Mali: le mouvement de contestation persiste et appelle à un nouveau rassemblement à risques

2 min 38Temps de lecture approximatif

Le mouvement de contestation qui réclame le départ du pouvoir en place au Mali a donné mardi un nouveau rendez-vous à risques en appelant à un rassemblement "de recueillement" vendredi, une semaine après une manifestation ayant dégénéré en trois jours de troubles qui ont fait au moins 11 morts.

Malgré les tensions, les responsables du mouvement dit du 5-Juin (M5) n'ont délivré aucun signe de vouloir transiger et ont maintenu leur exigence d'une démission du président Ibrahim Boubacar Keïta, surnommé IBK, ainsi que le mot d'ordre de la "désobéissance civile".

"Celui qui a demandé qu'on vienne nous tuer n'est plus notre président", a dit en conférence de presse l'un des chefs de file du M5, Mountaga Tall, qui avait été arrêté avant d'être relâché, comme d'autres leaders, dont Issa Kaou Djim.

"Je n'ai pas peur d'IBK et notre détermination sera encore plus grande qu'avant.
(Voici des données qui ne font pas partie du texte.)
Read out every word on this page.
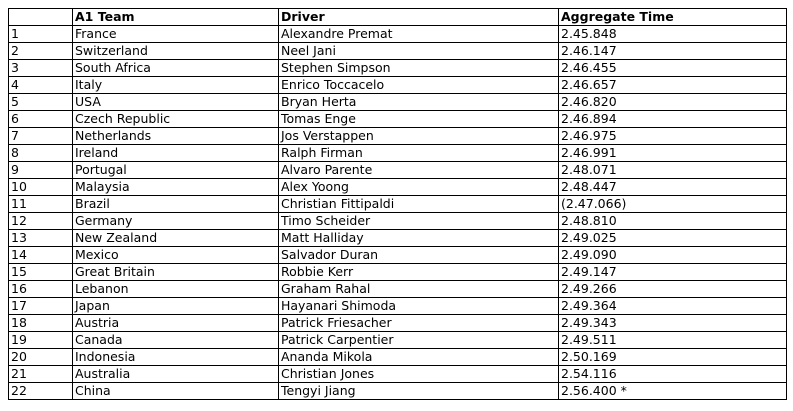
	A1 Team	Driver	Aggregate Time
1	France	Alexandre Premat	2.45.848
2	Switzerland	Neel Jani	2.46.147
3	South Africa	Stephen Simpson	2.46.455
4	Italy	Enrico Toccacelo	2.46.657
5	USA	Bryan Herta	2.46.820
6	Czech Republic	Tomas Enge	2.46.894
7	Netherlands	Jos Verstappen	2.46.975
8	Ireland	Ralph Firman	2.46.991
9	Portugal	Alvaro Parente	2.48.071
10	Malaysia	Alex Yoong	2.48.447
11	Brazil	Christian Fittipaldi	(2.47.066)
12	Germany	Timo Scheider	2.48.810
13	New Zealand	Matt Halliday	2.49.025
14	Mexico	Salvador Duran	2.49.090
15	Great Britain	Robbie Kerr	2.49.147
16	Lebanon	Graham Rahal	2.49.266
17	Japan	Hayanari Shimoda	2.49.364
18	Austria	Patrick Friesacher	2.49.343
19	Canada	Patrick Carpentier	2.49.511
20	Indonesia	Ananda Mikola	2.50.169
21	Australia	Christian Jones	2.54.116
22	China	Tengyi Jiang	2.56.400 *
C'est pour la libération du Mali", a dit Issa Kaou Djim.

Bamako, préservée en temps normal des violences jihadistes et intercommunautaires qui endeuillent le nord et le centre du pays, a été la proie entre vendredi et dimanche de ses troubles civils les plus graves depuis 2012, point culminant de plusieurs semaines d'une crise qui alarme les alliés et les voisins du Mali.

Les violences ont commencé vendredi à l'issue d'un rassemblement, le troisième à l'appel du M5 depuis juin, mais le premier sous le signe de la "désobéissance civile". Un climat quasiment insurrectionnel s'est propagé à plusieurs quartiers, dont Badalabougou, fief de la principale figure du mouvement, l'imam Mahmoud Dicko, et théâtre samedi soir de scènes de guerre.

Le gouvernement parle de 11 morts. La contestation évoque un bilan plus lourd. Le M5 a dit mardi son intention de demander l'intervention de la Cour pénale internationale pour faire juger les responsables de ces morts. La CPI ne peut toutefois pas être saisie par une organisation.

- "Recueillement et prière" -

Un calme précaire est progressivement revenu, mais la confrontation laisse chaque camp face à des décisions lourdes de conséquences.

C'est dans un contexte volatil que le M5 a décidé d'appeler à prier à la mémoire des morts vendredi à 14H00 (locales et GMT) au monument de l'Indépendance.

"C'est un rassemblement de recueillement et de prière", a dit Mountaga Tall.

Le M5, coalition hétéroclite de personnalités religieuses, du monde politique et de la société civile, s'est agglomérée autour de l'imam Dicko, éminente figure publique et farouche adversaire du pouvoir, après les législatives contestées de mars-avril.

Le mouvement canalise les mécontentements multiples, contre la dégradation sécuritaire et l'incapacité à y faire face, le marasme économique et social, la défaillance de l'Etat, ou le discrédit répandu d'institutions suspectes de corruption.

Le président a tenté différentes ouvertures: offre de gouvernement d'union nationale, dissolution de la Cour constitutionnelle, législatives partielles là où la Cour constitutionnelle avait invalidé les résultats initialement proclamés en avril. Cette invalidation est considérée comme un déclic.

Dans ce qui est vu comme un geste d'apaisement, les autorités, après avoir réprimé la révolte, ont relâché dimanche soir et lundi les opposants arrêtés.

Mais aucune des ouvertures du président n'a dissipé la fièvre. La communauté internationale s'alarme de cette escalade à l'issue imprévisible dans un pays déjà confronté au jihadisme, aux violences de toutes sortes et à la pauvreté, et dans une région elle-même tourmentée.

Elle s'emploie discrètement à désamorcer la crise. Dimanche soir, les représentants de l'Union africaine, de la Communauté des Etats d'Afrique de l'Ouest (Cédéao), de l'ONU et de l'UE au Mali avaient réitéré les préconisations récentes d'une mission de bons offices de la Cédéao: formation d'un gouvernement d'union, organisation de législatives partielles.

La présidence malienne a annoncé la venue, mercredi, d'une mission de la Cédéao conduite par l'ancien président du Nigeria Jonathan Goodluck et composée de présidents de Cours constitutionnelles.